I’ve noticed a startling online trend lately. You could call it a form of Digital Activism in the loosest sense but one thing that can’t be argued is its Digital Activism in its laziest form, I call it the “Petition Like”.
In the modern world, people want to feel like they’re making a difference and working to somehow change the daily barrage of bad news stories they are exposed to in ever growing media. Giving to charity out of guilt is well documented, we’ve all been confronted in the street by Charity Muggers aka “Chuggers” and paid our Street Tax to “Share”, “Concern” or one of the countless other charities on the streets in return for a sticker that immunises us from shame when buying presents at Christmastime but saving the world has in the last few years has transformed to incorporate millennial sensibilities.
Pink water bottles donating money to breast cancer, nappies that donate packs to overseas hospitals or orphanages for every pack you buy and even one of the mainstays of Irish life, computers for schools vouchers picked up at the checkout in your local supermarket are all targeted marketing tactics devised with one purpose in mind, to make you spend more money.
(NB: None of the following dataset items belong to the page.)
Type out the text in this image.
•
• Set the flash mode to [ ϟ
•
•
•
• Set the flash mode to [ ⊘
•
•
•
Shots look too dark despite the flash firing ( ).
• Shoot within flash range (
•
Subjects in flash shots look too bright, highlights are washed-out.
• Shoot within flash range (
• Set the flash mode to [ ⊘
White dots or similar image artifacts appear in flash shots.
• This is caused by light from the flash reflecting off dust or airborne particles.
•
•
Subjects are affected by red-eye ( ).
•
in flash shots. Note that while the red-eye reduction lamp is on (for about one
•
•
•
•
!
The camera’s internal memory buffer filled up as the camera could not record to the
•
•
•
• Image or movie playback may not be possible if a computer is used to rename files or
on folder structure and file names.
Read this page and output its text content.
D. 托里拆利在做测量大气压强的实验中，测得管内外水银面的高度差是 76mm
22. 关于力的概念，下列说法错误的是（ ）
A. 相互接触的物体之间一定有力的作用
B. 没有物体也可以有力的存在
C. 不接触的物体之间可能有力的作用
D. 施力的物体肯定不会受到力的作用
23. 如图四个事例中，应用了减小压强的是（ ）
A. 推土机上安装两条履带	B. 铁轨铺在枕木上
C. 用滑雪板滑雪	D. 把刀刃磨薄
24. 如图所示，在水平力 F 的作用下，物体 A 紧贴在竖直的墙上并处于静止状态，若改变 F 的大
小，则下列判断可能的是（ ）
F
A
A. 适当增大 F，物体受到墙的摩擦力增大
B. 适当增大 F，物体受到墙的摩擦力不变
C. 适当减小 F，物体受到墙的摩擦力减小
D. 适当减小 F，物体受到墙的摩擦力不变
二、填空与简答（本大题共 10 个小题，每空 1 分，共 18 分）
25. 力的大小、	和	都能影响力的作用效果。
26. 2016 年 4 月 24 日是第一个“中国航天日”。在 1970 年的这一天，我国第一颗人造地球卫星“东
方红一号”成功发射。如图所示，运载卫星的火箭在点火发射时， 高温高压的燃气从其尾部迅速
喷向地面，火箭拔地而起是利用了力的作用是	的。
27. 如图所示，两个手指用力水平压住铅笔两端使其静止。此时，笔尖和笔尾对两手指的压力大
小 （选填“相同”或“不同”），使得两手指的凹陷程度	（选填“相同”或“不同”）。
These businesses have calculated that they can drastically increase their revenue by adding new customers to their base when they align themselves with a charity by donating a small percentage of their profits to it.
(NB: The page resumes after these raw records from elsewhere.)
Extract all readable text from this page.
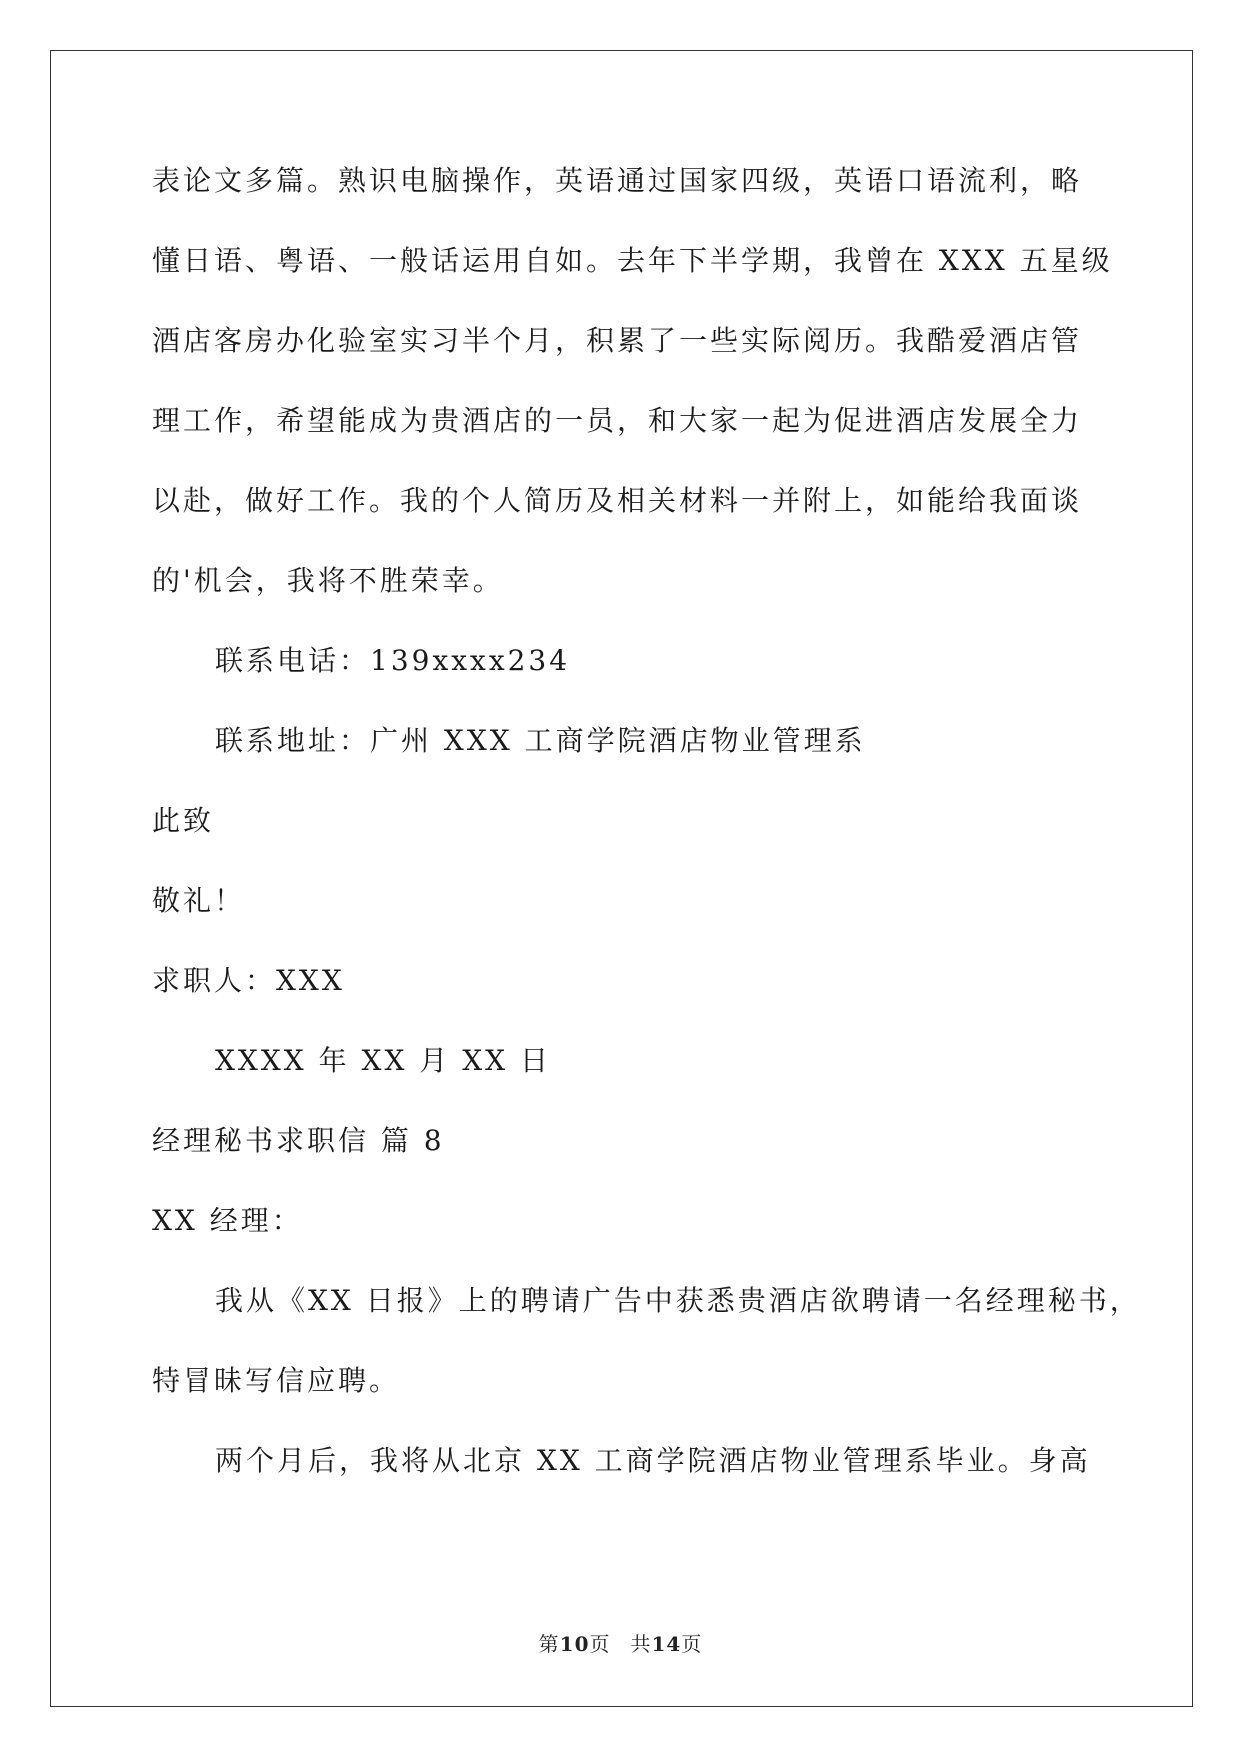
表论文多篇。熟识电脑操作，英语通过国家四级，英语口语流利，略
懂日语、粤语、一般话运用自如。去年下半学期，我曾在 XXX 五星级
酒店客房办化验室实习半个月，积累了一些实际阅历。我酷爱酒店管
理工作，希望能成为贵酒店的一员，和大家一起为促进酒店发展全力
以赴，做好工作。我的个人简历及相关材料一并附上，如能给我面谈
的'机会，我将不胜荣幸。
联系电话：139xxxx234
联系地址：广州 XXX 工商学院酒店物业管理系
此致
敬礼！
求职人：XXX
XXXX 年 XX 月 XX 日
经理秘书求职信 篇 8
XX 经理：
我从《XX 日报》上的聘请广告中获悉贵酒店欲聘请一名经理秘书，
特冒昧写信应聘。
两个月后，我将从北京 XX 工商学院酒店物业管理系毕业。身高
第10页 共14页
It’s from this mindset comes the “Charity Like”. Petitioning Coca- Cola to create a breast cancer awareness can if a status gets two million likes or telling Justin Bieber he “has to” visit a cancer patient fan if the arbitrary figure of ten thousand likes can be reached can only be tracked back to one thing “Self Publicising”. Much like the companies or pop stars these people are petitioning these people are pushing their own brand. They attract new customers in the guise of Friends or Subscribers and project the idea they can have an influence over the world if you join them that is just not possible. Its my belief the Facebook / Twitter fad of created celebrities has become so out of control it’s finally begun to eat itself and attack the cult of branding it has so eagerly tried to emulate.
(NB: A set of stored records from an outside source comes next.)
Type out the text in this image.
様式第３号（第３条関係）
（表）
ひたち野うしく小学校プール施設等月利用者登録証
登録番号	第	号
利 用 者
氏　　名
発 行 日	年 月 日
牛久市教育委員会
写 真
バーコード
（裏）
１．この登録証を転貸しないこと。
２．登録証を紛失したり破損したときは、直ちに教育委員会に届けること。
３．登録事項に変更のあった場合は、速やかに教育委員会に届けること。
I leave you by citing a study in the July 2011 Journal of Consumer Psychology it showed that consumers who buy charity branded products end up giving less money to a social cause or charity. This will probably come as no surprise to most but it goes on to say this can also decrease consumer happiness. "Consumers appear to realize that participating in cause marketing is inherently more selfish than direct charitable donation, reducing their subsequent happiness (versus a direct donation)," said Aradhna Krishna, the Dwight F. Benton Professor of Marketing. "Unfortunately, this doesn't prevent them from substituting it for charitable giving, which reduces the overall charitable donation." If we take this principal and apply it to the similar “Petition Like” any person knows that simply liking a status isn’t in fact doing any good. In fact all it’s doing is satisfying a short-term guilt you have about not being altruistic enough. The truth of the matter is you’d feel a lot better about yourself if you got up off your ass and gave a real charity your money or time but since that requires real effort not many of us will ever go to that extreme.